A Matter of Life and Death
17 Jul 2020The news media have jumped at everything 2020 has thrown at them; but without much follow-up. To be fair, there has been a lot to monitor at this unprecedented time. As an immigrant-owned law firm focused on the practice of U.S. immigration law, there has been much for us to track on behalf of our clients. As a small employer hit by the economic fallout of the pandemic, we’ve had to pivot like many others.
It was mid-March when we in the United States had to begin thinking through a new litany of things before leaving our homes with this new threat to our lives. The usual checklist of wallet, keys, phone, has grown. Do I have hand sanitizer? Do I need gloves? In what direction do the political winds blow where I’m headed? Does my mask look like I’m on a particular end of the political spectrum? Will wearing a mask make me a target?
This threat of leaving home is new to us. However, it is not entirely alien to African American families in this country, who have to decide when to have “the talk” with their sons, and their daughters, too. They have to be warned about looking threatening or being disrespectful to police. “Do what you have to do to come home safe – to stay alive.” This hasn’t just been going on since we saw a Minneapolis police officer defiantly look into the camera lens of a teenage girl as he took 8 minutes and 46 seconds to choke the life from George Floyd, an unarmed black man. It didn’t begin in March, when we all started worrying about a virus. This is a centuries-old reality, and it is high time that we all recognize systemic racism for what it is and root it out. Once we saw it with our own eyes, none of us could claim we still didn’t know. For years we’ve heard names: Eric Gardner, Tamir Rice, Sandra Bland, Freddie Gray, Philando Castile, Breonna Taylor…. But there are so many others whose names have been lost in the lies that were told to justify their murders before we knew better.
As immigrants to this country, we don’t see the goal of treating everyone fairly as a political issue. We see it as a human issue. As stated in the recent MurthyBlog entry from Sheela Murthy, unless all people living in this country – or any country – are treated equally, that country cannot proclaim itself to be free, and will not be seen as free by the rest of the world.
When we established the MurthyNAYAK Foundation (MNF) following the events of 9/11, we said, “Baltimore to Bangalore – each life matters,” because we actually believe it. MNF recently made a $5000 donation to the Innocence Project (www.innocenceproject.org), founded in 1992 by Peter Neufeld and Barry Scheck at Cardozo School of Law, which exonerates the wrongly convicted through DNA testing and reforms the criminal justice system to prevent future injustice. Until all are free, no one is truly free. Until black lives matter to everyone, saying that all lives matter is a lie.
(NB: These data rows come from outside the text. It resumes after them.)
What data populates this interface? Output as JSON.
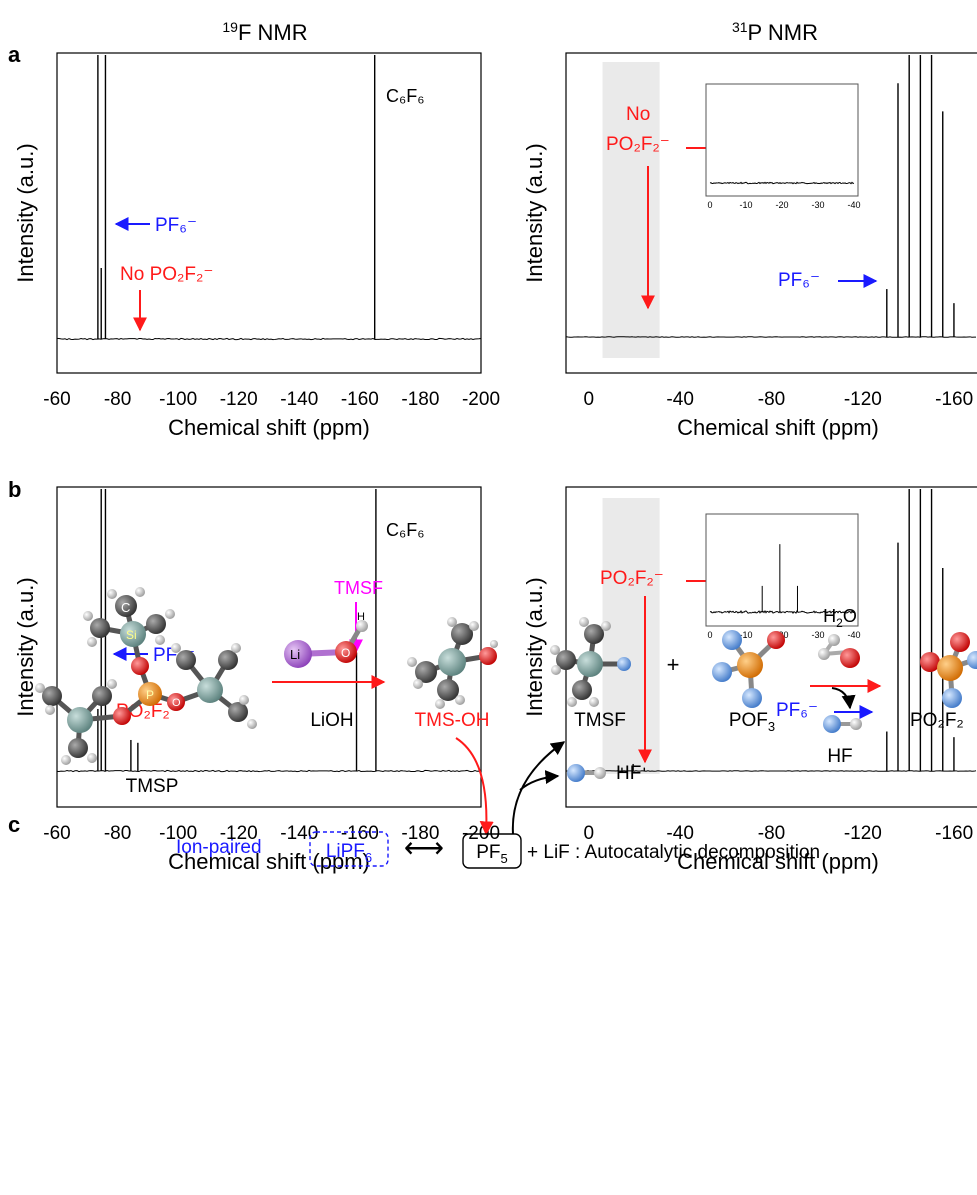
{
  "colors": {
    "axis": "#000000",
    "pf6": "#1a1aff",
    "po2f2": "#ff1a1a",
    "tmsf": "#ff00ff",
    "shade": "#d9d9d9",
    "li": "#b070d0",
    "oxygen": "#e01010",
    "phosphorus": "#ee8a1a",
    "silicon": "#7a9e9a",
    "carbon": "#555555",
    "fluorine": "#6aa0e0",
    "hydrogen": "#dddddd"
  },
  "headers": {
    "f19": {
      "sup": "19",
      "main": "F NMR"
    },
    "p31": {
      "sup": "31",
      "main": "P NMR"
    }
  },
  "panel_labels": {
    "a": "a",
    "b": "b",
    "c": "c"
  },
  "chart_data": [
    {
      "id": "a-f19",
      "type": "line",
      "xlabel": "Chemical shift (ppm)",
      "ylabel": "Intensity (a.u.)",
      "xlim": [
        -60,
        -200
      ],
      "xticks": [
        -60,
        -80,
        -100,
        -120,
        -140,
        -160,
        -180,
        -200
      ],
      "peaks": [
        {
          "x": -73.5,
          "h": 1.0
        },
        {
          "x": -74.6,
          "h": 0.25
        },
        {
          "x": -76.0,
          "h": 1.0
        },
        {
          "x": -164.9,
          "h": 1.0
        }
      ],
      "annotations": [
        {
          "kind": "label",
          "text": "C₆F₆",
          "color": "#000000"
        },
        {
          "kind": "label",
          "text": "PF₆⁻",
          "color": "#1a1aff",
          "arrow": "left"
        },
        {
          "kind": "label",
          "text": "No PO₂F₂⁻",
          "color": "#ff1a1a",
          "arrow": "down"
        }
      ]
    },
    {
      "id": "a-p31",
      "type": "line",
      "xlabel": "Chemical shift (ppm)",
      "ylabel": "Intensity (a.u.)",
      "xlim": [
        10,
        -170
      ],
      "xticks": [
        0,
        -40,
        -80,
        -120,
        -160
      ],
      "peaks": [
        {
          "x": -130.5,
          "h": 0.17
        },
        {
          "x": -135.4,
          "h": 0.9
        },
        {
          "x": -140.3,
          "h": 1.0
        },
        {
          "x": -145.2,
          "h": 1.0
        },
        {
          "x": -150.1,
          "h": 1.0
        },
        {
          "x": -155.0,
          "h": 0.8
        },
        {
          "x": -159.9,
          "h": 0.12
        }
      ],
      "shaded_range": [
        -6,
        -31
      ],
      "annotations": [
        {
          "kind": "label",
          "text": "No",
          "color": "#ff1a1a"
        },
        {
          "kind": "label",
          "text": "PO₂F₂⁻",
          "color": "#ff1a1a",
          "arrow": "right"
        },
        {
          "kind": "label",
          "text": "PF₆⁻",
          "color": "#1a1aff",
          "arrow": "right"
        }
      ],
      "inset": {
        "xlim": [
          0,
          -40
        ],
        "xticks": [
          "0",
          "-10",
          "-20",
          "-30",
          "-40"
        ],
        "peaks": []
      }
    },
    {
      "id": "b-f19",
      "type": "line",
      "xlabel": "Chemical shift (ppm)",
      "ylabel": "Intensity (a.u.)",
      "xlim": [
        -60,
        -200
      ],
      "xticks": [
        -60,
        -80,
        -100,
        -120,
        -140,
        -160,
        -180,
        -200
      ],
      "peaks": [
        {
          "x": -73.5,
          "h": 0.22
        },
        {
          "x": -74.6,
          "h": 1.0
        },
        {
          "x": -76.0,
          "h": 1.0
        },
        {
          "x": -84.4,
          "h": 0.11
        },
        {
          "x": -86.7,
          "h": 0.1
        },
        {
          "x": -158.9,
          "h": 0.42
        },
        {
          "x": -165.3,
          "h": 1.0
        }
      ],
      "annotations": [
        {
          "kind": "label",
          "text": "C₆F₆",
          "color": "#000000"
        },
        {
          "kind": "label",
          "text": "TMSF",
          "color": "#ff00ff",
          "arrow": "down"
        },
        {
          "kind": "label",
          "text": "PF₆⁻",
          "color": "#1a1aff",
          "arrow": "left"
        },
        {
          "kind": "label",
          "text": "PO₂F₂⁻",
          "color": "#ff1a1a"
        }
      ]
    },
    {
      "id": "b-p31",
      "type": "line",
      "xlabel": "Chemical shift (ppm)",
      "ylabel": "Intensity (a.u.)",
      "xlim": [
        10,
        -170
      ],
      "xticks": [
        0,
        -40,
        -80,
        -120,
        -160
      ],
      "peaks": [
        {
          "x": -14.5,
          "h": 0.012
        },
        {
          "x": -19.4,
          "h": 0.025
        },
        {
          "x": -24.3,
          "h": 0.012
        },
        {
          "x": -130.5,
          "h": 0.14
        },
        {
          "x": -135.4,
          "h": 0.81
        },
        {
          "x": -140.3,
          "h": 1.0
        },
        {
          "x": -145.2,
          "h": 1.0
        },
        {
          "x": -150.1,
          "h": 1.0
        },
        {
          "x": -155.0,
          "h": 0.72
        },
        {
          "x": -159.9,
          "h": 0.12
        }
      ],
      "shaded_range": [
        -6,
        -31
      ],
      "annotations": [
        {
          "kind": "label",
          "text": "PO₂F₂⁻",
          "color": "#ff1a1a",
          "arrow": "right"
        },
        {
          "kind": "label",
          "text": "PF₆⁻",
          "color": "#1a1aff",
          "arrow": "right"
        }
      ],
      "inset": {
        "xlim": [
          0,
          -40
        ],
        "xticks": [
          "0",
          "-10",
          "-20",
          "-30",
          "-40"
        ],
        "peaks": [
          {
            "x": -14.5,
            "h": 0.3
          },
          {
            "x": -19.4,
            "h": 0.78
          },
          {
            "x": -24.3,
            "h": 0.3
          }
        ]
      }
    }
  ],
  "scheme": {
    "tmsp": "TMSP",
    "lioh": "LiOH",
    "tms_oh": "TMS-OH",
    "tmsf": "TMSF",
    "plus": "+",
    "pof3_main": "POF",
    "pof3_sub": "3",
    "h2o_main": "H",
    "h2o_sub": "2",
    "h2o_tail": "O",
    "hf_top": "HF",
    "hf_bottom": "HF",
    "po2f2": "PO₂F₂",
    "atom_c": "C",
    "atom_si": "Si",
    "atom_p": "P",
    "atom_o": "O",
    "atom_li": "Li",
    "atom_h": "H",
    "ion_paired": "Ion-paired",
    "lipf6_main": "LiPF",
    "lipf6_sub": "6",
    "double_arrow": "⟷",
    "pf5_main": "PF",
    "pf5_sub": "5",
    "tail": "+ LiF : Autocatalytic decomposition"
  }
}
While the media chases down the next thing 2020 has in store, we feel strongly that the time is now for a shift that fully endows all those living in this country with their certain inalienable rights and protects them equally under the law. In the words of Dr. Martin Luther King, Jr., from Letter from the Birmingham Jail, “Injustice anywhere is a threat to justice everywhere.” We have to fight injustice and call it out every time we see it. This is a responsibility of citizenship. This is a human responsibility.